Cronos Group: $2.03 billion
With regard to Cronos Group’s $2 billion market cap, I only have two words: cash talks. Having closed a $1.8 billion equity investment from tobacco giant Altria Group in March 2019, Cronos still had in the neighborhood of $1.48 billion in cash, cash equivalents, and marketable securities in its coffers as of the end of September. This huge cash balance has helped somewhat buoy Cronos’ valuation and mask the fact that its cultivation and derivative production has largely been a disappointment in the early going. Cronos Group is going to need vape-health concerns and supply issues from China to subside if it’s going to rebound anytime soon.
Innovative Industrial Properties: $1.6 billion
Marijuana real estate investment trust (REIT) Innovative Industrial Properties is easily the most impressive pot stock at the moment. Focused on acquiring medical cannabis growing and processing sites, then leasing them out for extended periods of time, Innovative Industrial Properties’ business model yields highly predictable cash flow with minimal ongoing expenses.
Currently, IIP owns 51 properties with a weighted-average lease length of 15.6 years and an average yield on its $680.7 million invested/pledged capital of 13.3%. This means it’ll net a complete payback on its invested capital in just over five years, all while returning more than 4% to shareholders annually via a budding dividend.
Aurora Cannabis: $1.37 billion
Investing isn’t a popularity contest, as millennial investors have found out with Aurora Cannabis.
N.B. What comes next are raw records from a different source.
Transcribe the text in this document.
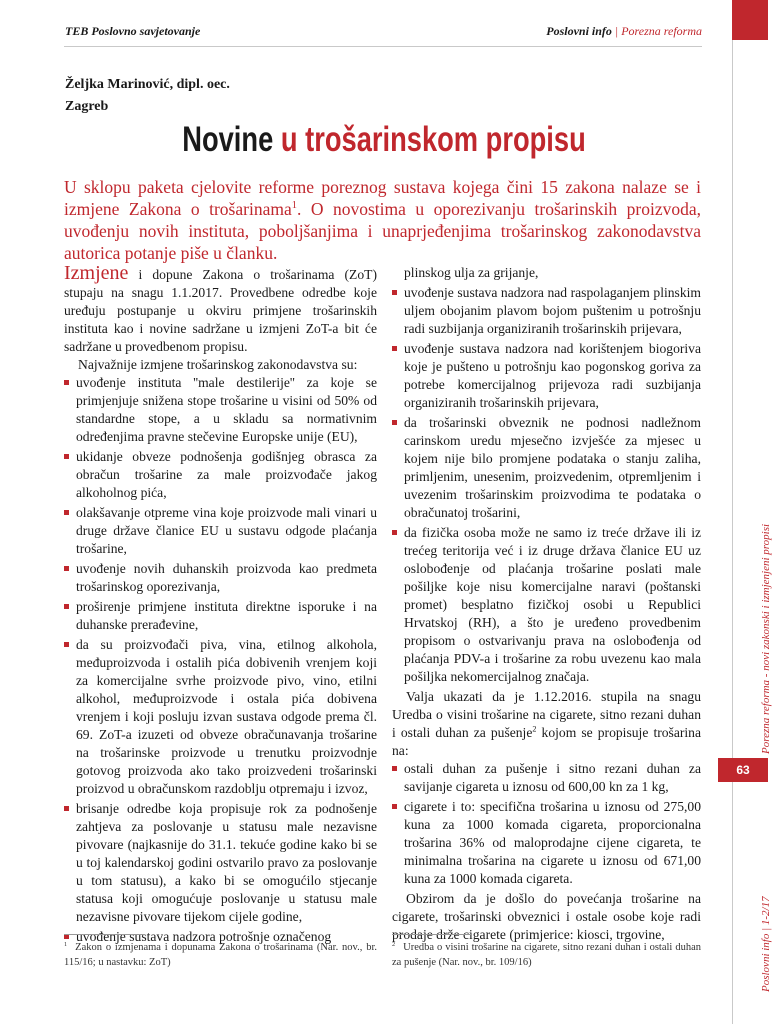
TEB Poslovno savjetovanje	Poslovni info | Porezna reforma
Porezna reforma - novi zakonski i izmjenjeni propisi
63
Poslovni info | 1-2/17
Željka Marinović, dipl. oec.
Zagreb
Novine u trošarinskom propisu
U sklopu paketa cjelovite reforme poreznog sustava kojega čini 15 zakona nalaze se i izmjene Zakona o trošarinama$^1$. O novostima u oporezivanju trošarinskih proizvoda, uvođenju novih instituta, poboljšanjima i unaprjeđenjima trošarinskog zakonodavstva autorica potanje piše u članku.

Izmjene i dopune Zakona o trošarinama (ZoT) stupaju na snagu 1.1.2017. Provedbene odredbe koje uređuju postupanje u okviru primjene trošarinskih instituta kao i novine sadržane u izmjeni ZoT-a bit će sadržane u provedbenom propisu.

Najvažnije izmjene trošarinskog zakonodavstva su:

uvođenje instituta ''male destilerije'' za koje se primjenjuje snižena stope trošarine u visini od 50% od standardne stope, a u skladu sa normativnim određenjima pravne stečevine Europske unije (EU),
ukidanje obveze podnošenja godišnjeg obrasca za obračun trošarine za male proizvođače jakog alkoholnog pića,
olakšavanje otpreme vina koje proizvode mali vinari u druge države članice EU u sustavu odgode plaćanja trošarine,
uvođenje novih duhanskih proizvoda kao predmeta trošarinskog oporezivanja,
proširenje primjene instituta direktne isporuke i na duhanske prerađevine,
da su proizvođači piva, vina, etilnog alkohola, međuproizvoda i ostalih pića dobivenih vrenjem koji za komercijalne svrhe proizvode pivo, vino, etilni alkohol, međuproizvode i ostala pića dobivena vrenjem i koji posluju izvan sustava odgode prema čl. 69. ZoT-a izuzeti od obveze obračunavanja trošarine na trošarinske proizvode u trenutku proizvodnje gotovog proizvoda ako tako proizvedeni trošarinski proizvod u obračunskom razdoblju otpremaju i izvoz,
brisanje odredbe koja propisuje rok za podnošenje zahtjeva za poslovanje u statusu male nezavisne pivovare (najkasnije do 31.1. tekuće godine kako bi se u toj kalendarskoj godini ostvarilo pravo za poslovanje u tom statusu), a kako bi se omogućilo stjecanje statusa koji omogućuje poslovanje u statusu male nezavisne pivovare tijekom cijele godine,
uvođenje sustava nadzora potrošnje označenog
plinskog ulja za grijanje,
uvođenje sustava nadzora nad raspolaganjem plinskim uljem obojanim plavom bojom puštenim u potrošnju radi suzbijanja organiziranih trošarinskih prijevara,
uvođenje sustava nadzora nad korištenjem biogoriva koje je pušteno u potrošnju kao pogonskog goriva za potrebe komercijalnog prijevoza radi suzbijanja organiziranih trošarinskih prijevara,
da trošarinski obveznik ne podnosi nadležnom carinskom uredu mjesečno izvješće za mjesec u kojem nije bilo promjene podataka o stanju zaliha, primljenim, unesenim, proizvedenim, otpremljenim i uvezenim trošarinskim proizvodima te podataka o obračunatoj trošarini,
da fizička osoba može ne samo iz treće države ili iz trećeg teritorija već i iz druge država članice EU uz oslobođenje od plaćanja trošarine poslati male pošiljke koje nisu komercijalne naravi (poštanski promet) besplatno fizičkoj osobi u Republici Hrvatskoj (RH), a što je uređeno provedbenim propisom o ostvarivanju prava na oslobođenja od plaćanja PDV-a i trošarine za robu uvezenu kao mala pošiljka nekomercijalnog značaja.

Valja ukazati da je 1.12.2016. stupila na snagu Uredba o visini trošarine na cigarete, sitno rezani duhan i ostali duhan za pušenje$^2$ kojom se propisuje trošarina na:

ostali duhan za pušenje i sitno rezani duhan za savijanje cigareta u iznosu od 600,00 kn za 1 kg,
cigarete i to: specifična trošarina u iznosu od 275,00 kuna za 1000 komada cigareta, proporcionalna trošarina 36% od maloprodajne cijene cigareta, te minimalna trošarina na cigarete u iznosu od 671,00 kuna za 1000 komada cigareta.

Obzirom da je došlo do povećanja trošarine na cigarete, trošarinski obveznici i ostale osobe koje radi prodaje drže cigarete (primjerice: kiosci, trgovine,

$^1$ Zakon o izmjenama i dopunama Zakona o trošarinama (Nar. nov., br. 115/16; u nastavku: ZoT)
$^2$ Uredba o visini trošarine na cigarete, sitno rezani duhan i ostali duhan za pušenje (Nar. nov., br. 109/16)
Once a nearly $9 billion company, the most-held stock on investing app Robinhood has been tumbling precipitously for a year. Facing a potential cash crunch and weaker-than-expected demand domestically and abroad, Aurora Cannabis has halted construction on two of its largest grow farms, and recently put a 1-million-square-foot greenhouse up for sale. I estimate this will cut Aurora’s peak production potential by up to two-thirds. Aurora Cannabis also shed 500 jobs and restructured its debt covenants, which is a sign that this company is far from financially sound.
Green Thumb Industries: $1.35 billion
Although it trails Curaleaf pretty significantly in market cap, Green Thumb Industries is another impressive MSO that should soon be thriving in the United States. Acquisitions have allowed Green Thumb to have a significant presence in Illinois and Nevada, which are both expected to be markets that generate $1 billion-plus in annual weed sales by 2024. Green Thumb’s 96 retail licenses rank among the top five for MSOs, and its presence in 12 states is primarily focused on core (i.e., billion-dollar potential) markets.
Tilray $1.04 billion
Last, but not least, there’s the struggling Tilray, which is barely clinging onto its billion-dollar status after a very weak fourth-quarter report. For the quarter, total cannabis revenue shrank 20% from the sequential third quarter, while cash, cash equivalents, and short-term investments were down to $96.8 million from $517.6 million in the year-ago quarter. Tilray’s management made the surprising move to de-emphasize Canada in favor of Europe and the U.S. last March, but it’s meant an uptick in costs to get all the required infrastructure in place as it makes this long-term strategic shift. I wouldn’t be surprised to see Tilray fall off this list very soon.